Track: Product Presentations

Audience Level: High Level/Technical View

Time: Tuesday, November 16 at 14:45

Author: Ryan Germann , Product Manager, Exegenix

Keywords: Conversion, Graphic, Legacy Data Conversion

Abstract:

Materials that include ornamentation and complex design features have long been challenging to convert to XML, even by hand. The problem is two-fold: complex documents usually contain a variety of graphics, some of which may be simple ornamentation, with others actually fundamental to the subject matter. In addition, these graphics can consist of images overlaid either with text that is integral to the image content, or with actual body text. The analysis and extraction of such content into a meaningful order in the converted XML file is not currently possible via scripting conversion tools, and can be time-consuming and arduous to tag manually.

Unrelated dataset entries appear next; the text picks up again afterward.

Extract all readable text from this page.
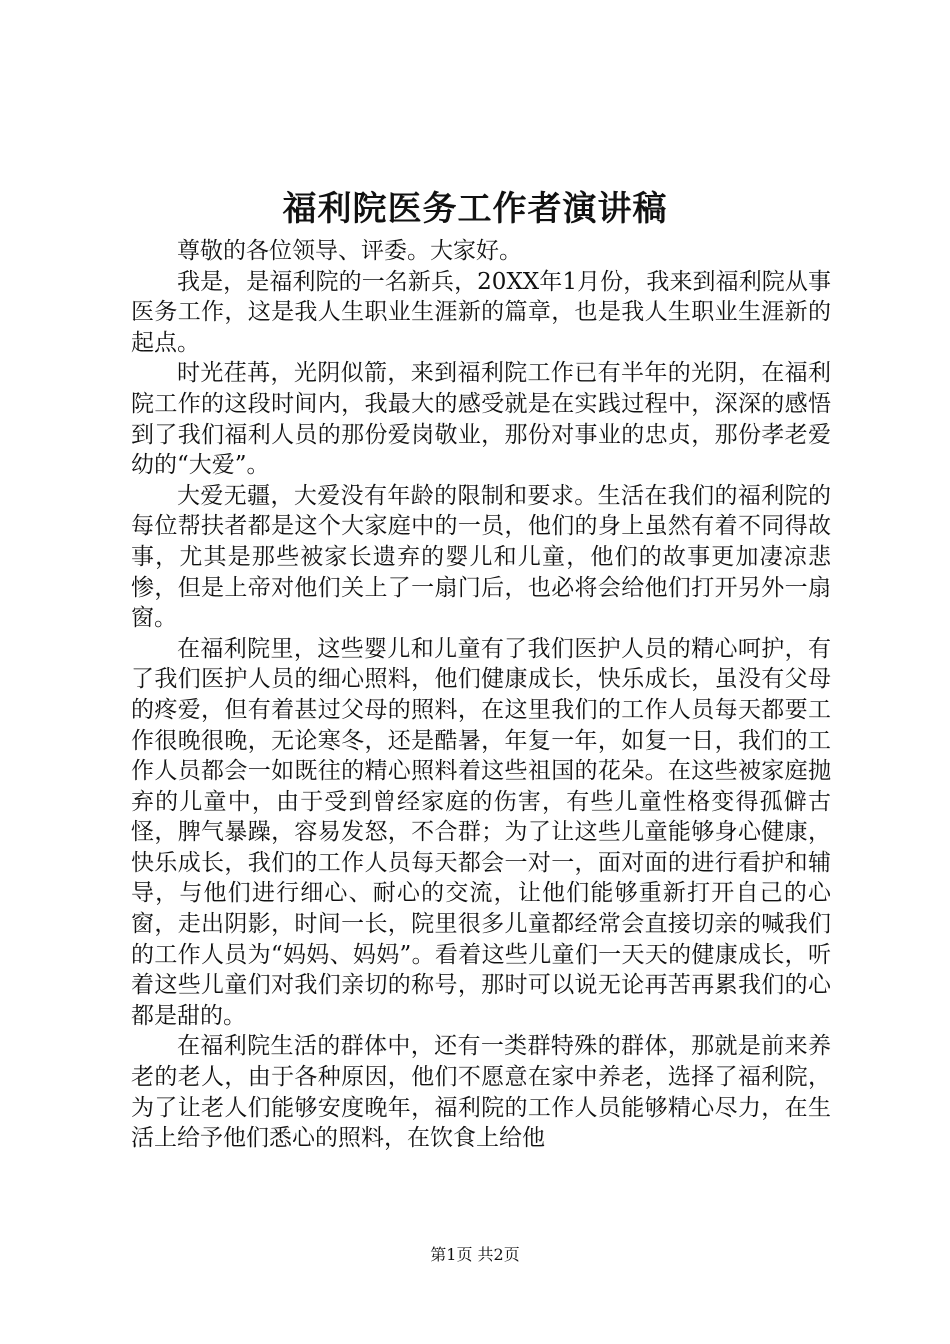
福利院医务工作者演讲稿

尊敬的各位领导、评委。大家好。

我是，是福利院的一名新兵，20XX年1月份，我来到福利院从事医务工作，这是我人生职业生涯新的篇章，也是我人生职业生涯新的起点。

时光荏苒，光阴似箭，来到福利院工作已有半年的光阴，在福利院工作的这段时间内，我最大的感受就是在实践过程中，深深的感悟到了我们福利人员的那份爱岗敬业，那份对事业的忠贞，那份孝老爱幼的“大爱”。

大爱无疆，大爱没有年龄的限制和要求。生活在我们的福利院的每位帮扶者都是这个大家庭中的一员，他们的身上虽然有着不同得故事，尤其是那些被家长遗弃的婴儿和儿童，他们的故事更加凄凉悲惨，但是上帝对他们关上了一扇门后，也必将会给他们打开另外一扇窗。

在福利院里，这些婴儿和儿童有了我们医护人员的精心呵护，有了我们医护人员的细心照料，他们健康成长，快乐成长，虽没有父母的疼爱，但有着甚过父母的照料，在这里我们的工作人员每天都要工作很晚很晚，无论寒冬，还是酷暑，年复一年，如复一日，我们的工作人员都会一如既往的精心照料着这些祖国的花朵。在这些被家庭抛弃的儿童中，由于受到曾经家庭的伤害，有些儿童性格变得孤僻古怪，脾气暴躁，容易发怒，不合群；为了让这些儿童能够身心健康，快乐成长，我们的工作人员每天都会一对一，面对面的进行看护和辅导，与他们进行细心、耐心的交流，让他们能够重新打开自己的心窗，走出阴影，时间一长，院里很多儿童都经常会直接切亲的喊我们的工作人员为“妈妈、妈妈”。看着这些儿童们一天天的健康成长，听着这些儿童们对我们亲切的称号，那时可以说无论再苦再累我们的心都是甜的。

在福利院生活的群体中，还有一类群特殊的群体，那就是前来养老的老人，由于各种原因，他们不愿意在家中养老，选择了福利院，为了让老人们能够安度晚年，福利院的工作人员能够精心尽力，在生活上给予他们悉心的照料，在饮食上给他

第1页 共2页
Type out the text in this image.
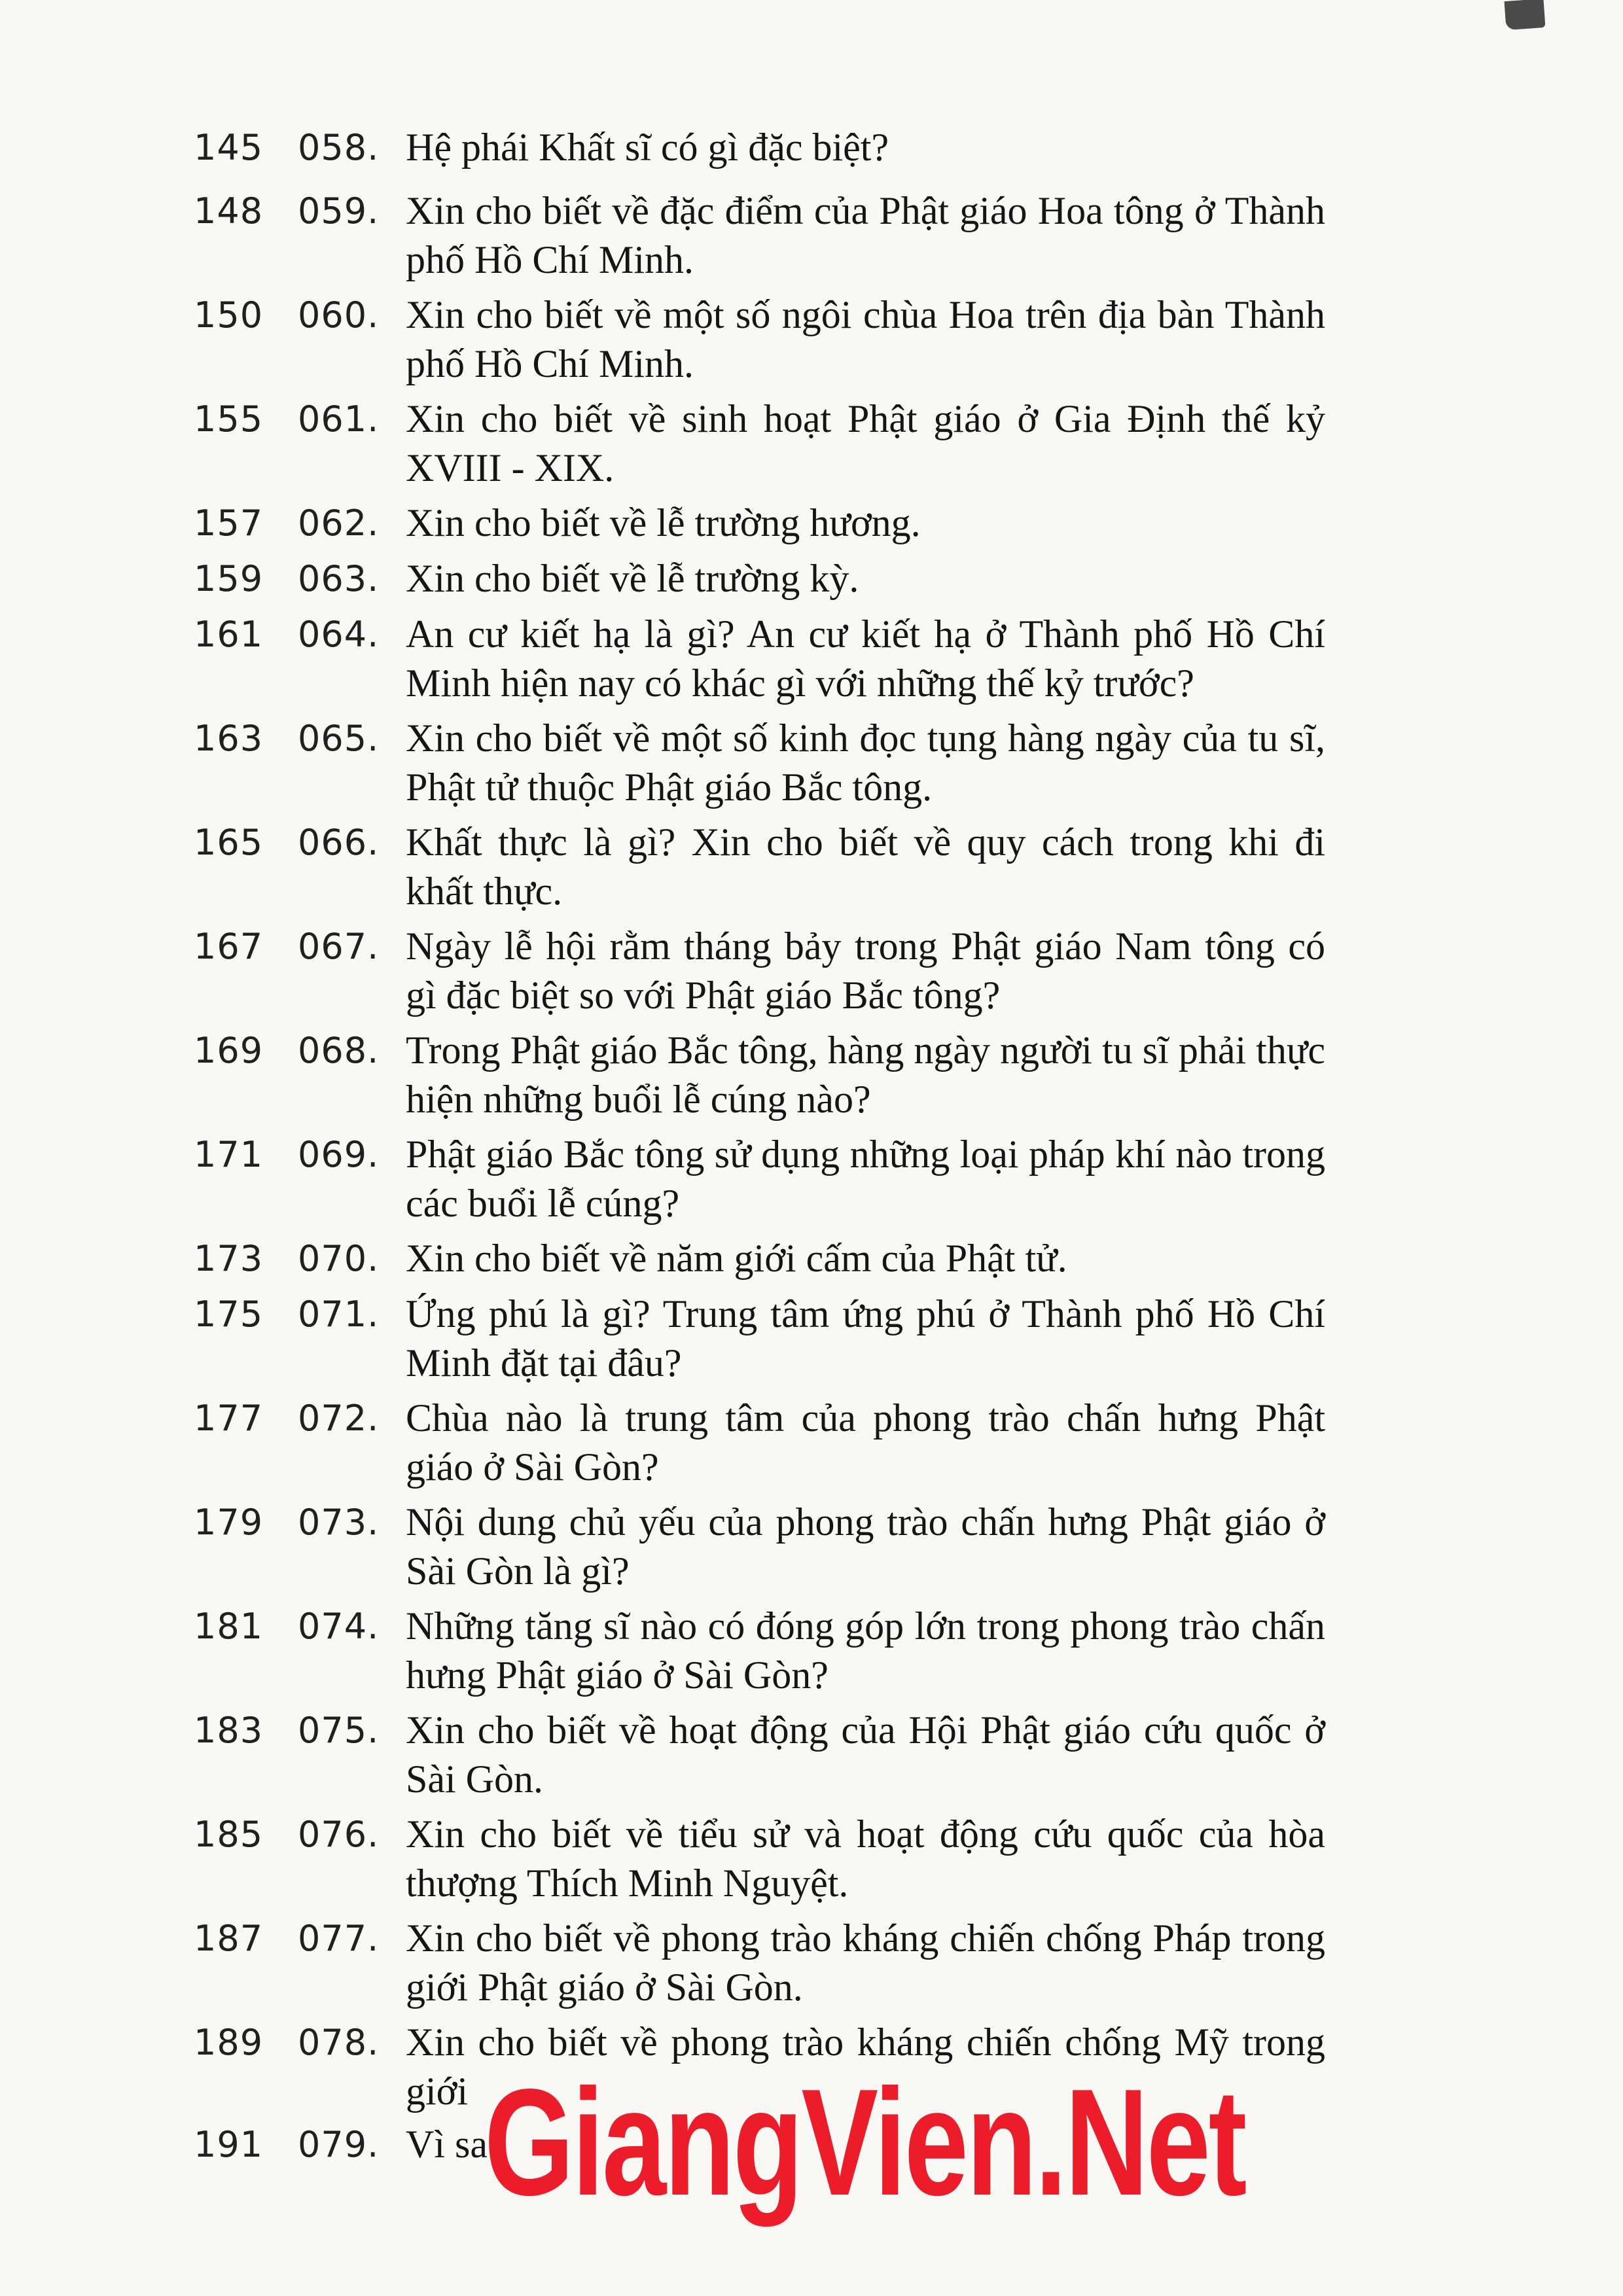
145 058. Hệ phái Khất sĩ có gì đặc biệt?
148 059. Xin cho biết về đặc điểm của Phật giáo Hoa tông ở Thành phố Hồ Chí Minh.
150 060. Xin cho biết về một số ngôi chùa Hoa trên địa bàn Thành phố Hồ Chí Minh.
155 061. Xin cho biết về sinh hoạt Phật giáo ở Gia Định thế kỷ XVIII - XIX.
157 062. Xin cho biết về lễ trường hương.
159 063. Xin cho biết về lễ trường kỳ.
161 064. An cư kiết hạ là gì? An cư kiết hạ ở Thành phố Hồ Chí Minh hiện nay có khác gì với những thế kỷ trước?
163 065. Xin cho biết về một số kinh đọc tụng hàng ngày của tu sĩ, Phật tử thuộc Phật giáo Bắc tông.
165 066. Khất thực là gì? Xin cho biết về quy cách trong khi đi khất thực.
167 067. Ngày lễ hội rằm tháng bảy trong Phật giáo Nam tông có gì đặc biệt so với Phật giáo Bắc tông?
169 068. Trong Phật giáo Bắc tông, hàng ngày người tu sĩ phải thực hiện những buổi lễ cúng nào?
171 069. Phật giáo Bắc tông sử dụng những loại pháp khí nào trong các buổi lễ cúng?
173 070. Xin cho biết về năm giới cấm của Phật tử.
175 071. Ứng phú là gì? Trung tâm ứng phú ở Thành phố Hồ Chí Minh đặt tại đâu?
177 072. Chùa nào là trung tâm của phong trào chấn hưng Phật giáo ở Sài Gòn?
179 073. Nội dung chủ yếu của phong trào chấn hưng Phật giáo ở Sài Gòn là gì?
181 074. Những tăng sĩ nào có đóng góp lớn trong phong trào chấn hưng Phật giáo ở Sài Gòn?
183 075. Xin cho biết về hoạt động của Hội Phật giáo cứu quốc ở Sài Gòn.
185 076. Xin cho biết về tiểu sử và hoạt động cứu quốc của hòa thượng Thích Minh Nguyệt.
187 077. Xin cho biết về phong trào kháng chiến chống Pháp trong giới Phật giáo ở Sài Gòn.
189 078. Xin cho biết về phong trào kháng chiến chống Mỹ trong giới
191 079. Vì sa
GiangVien.Net
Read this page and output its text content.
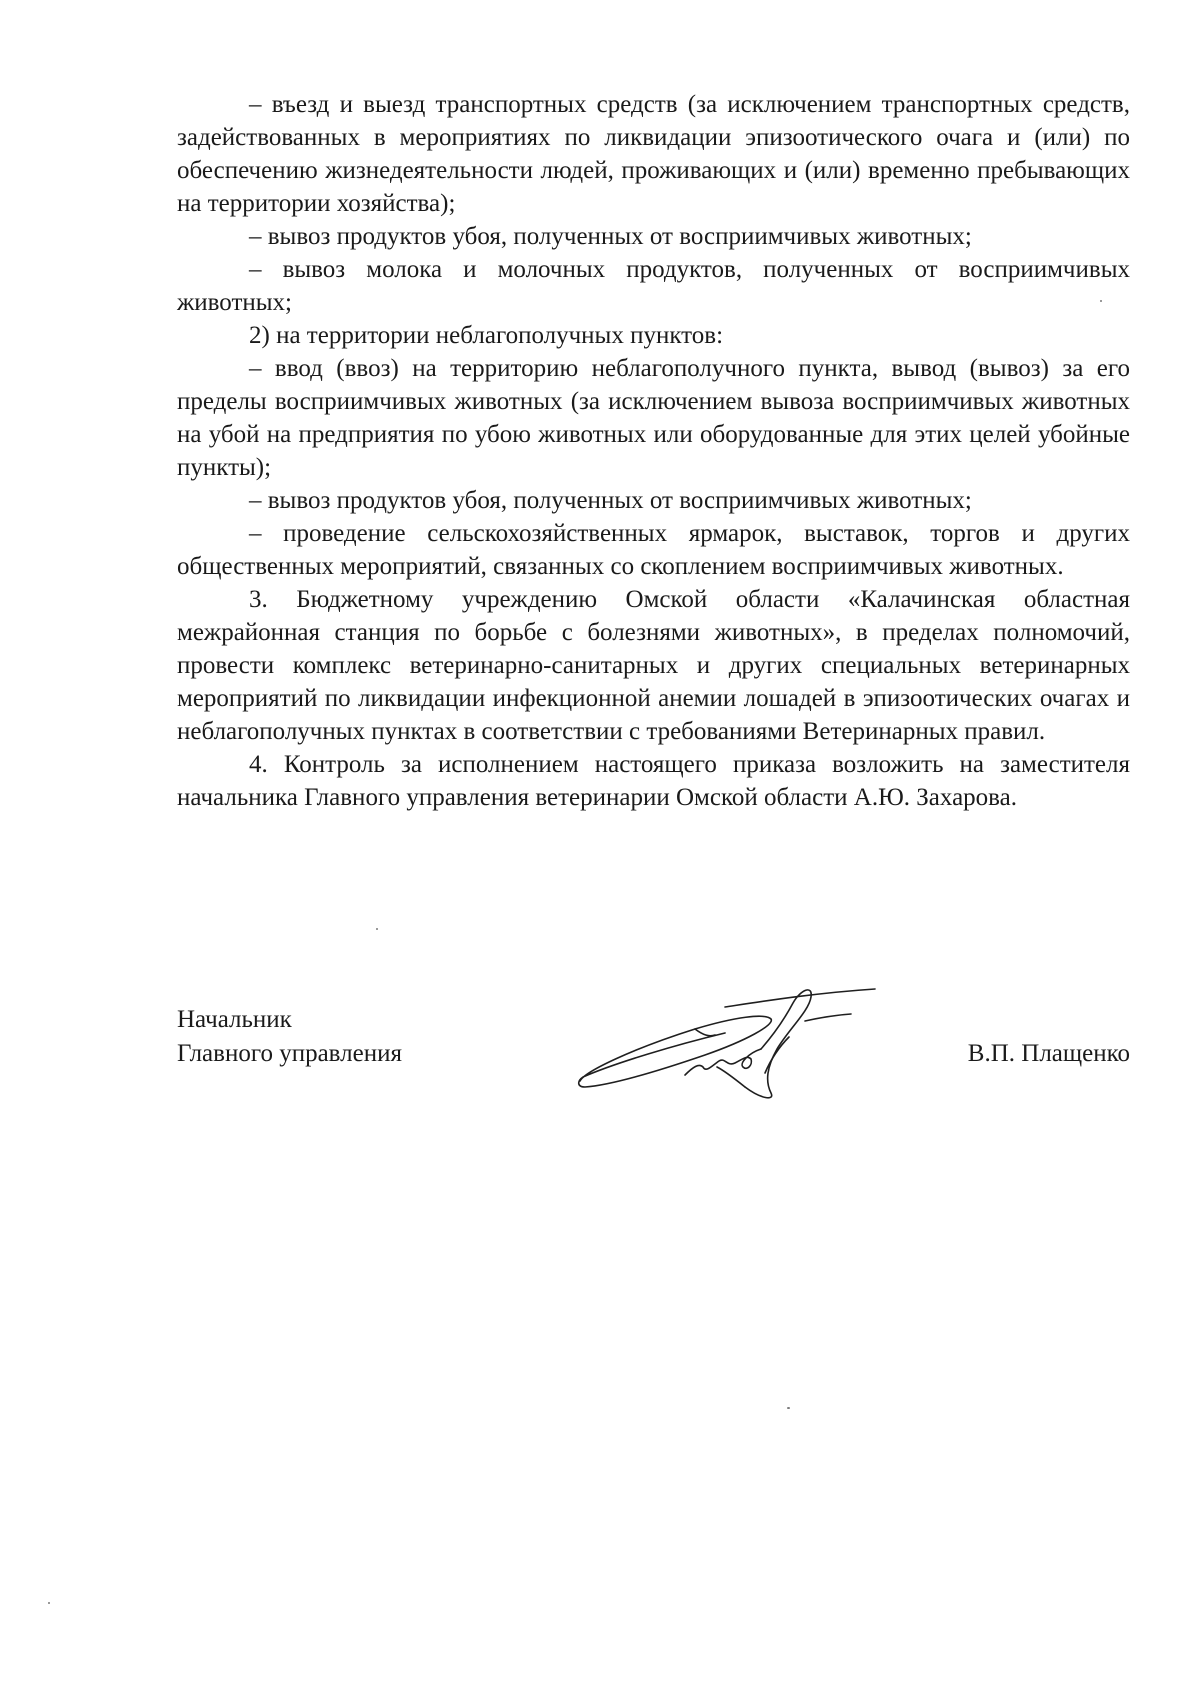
– въезд и выезд транспортных средств (за исключением транспортных средств, задействованных в мероприятиях по ликвидации эпизоотического очага и (или) по обеспечению жизнедеятельности людей, проживающих и (или) временно пребывающих на территории хозяйства);

– вывоз продуктов убоя, полученных от восприимчивых животных;

– вывоз молока и молочных продуктов, полученных от восприимчивых животных;

2) на территории неблагополучных пунктов:

– ввод (ввоз) на территорию неблагополучного пункта, вывод (вывоз) за его пределы восприимчивых животных (за исключением вывоза восприимчивых животных на убой на предприятия по убою животных или оборудованные для этих целей убойные пункты);

– вывоз продуктов убоя, полученных от восприимчивых животных;

– проведение сельскохозяйственных ярмарок, выставок, торгов и других общественных мероприятий, связанных со скоплением восприимчивых животных.

3. Бюджетному учреждению Омской области «Калачинская областная межрайонная станция по борьбе с болезнями животных», в пределах полномочий, провести комплекс ветеринарно-санитарных и других специальных ветеринарных мероприятий по ликвидации инфекционной анемии лошадей в эпизоотических очагах и неблагополучных пунктах в соответствии с требованиями Ветеринарных правил.

4. Контроль за исполнением настоящего приказа возложить на заместителя начальника Главного управления ветеринарии Омской области А.Ю. Захарова.

Начальник
Главного управления	В.П. Плащенко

Now, Exegenix simplifies the conversion of entire classes of documents via groundbreaking functionality that separates and extracts text layers from graphical objects. In addition to the automated image processing capabilities already available in Exegenix Conversion Solutions, conversion operators with no XML expertise can now quickly and easily:

- differentiate between images that are "decoration", and those that are part of the main document content

- identify text that overlays an image as "part of the image" or "part of the main body text." The exported images include any text identified as integral to the image itself; any text identified as body content is excluded from the image, delivering a clean, republishable image.

This functionality is delivered via Exegenix's user-friendly conversion Inspector, which offers a unique WYSIWYG preview into the conversion process before any XML is generated. No XML expertise is required -- the ECS Inspector is intuitive enough for even a novice user.

We believe we are the only company to offer such graphical processing capability, and this is its first public presentation.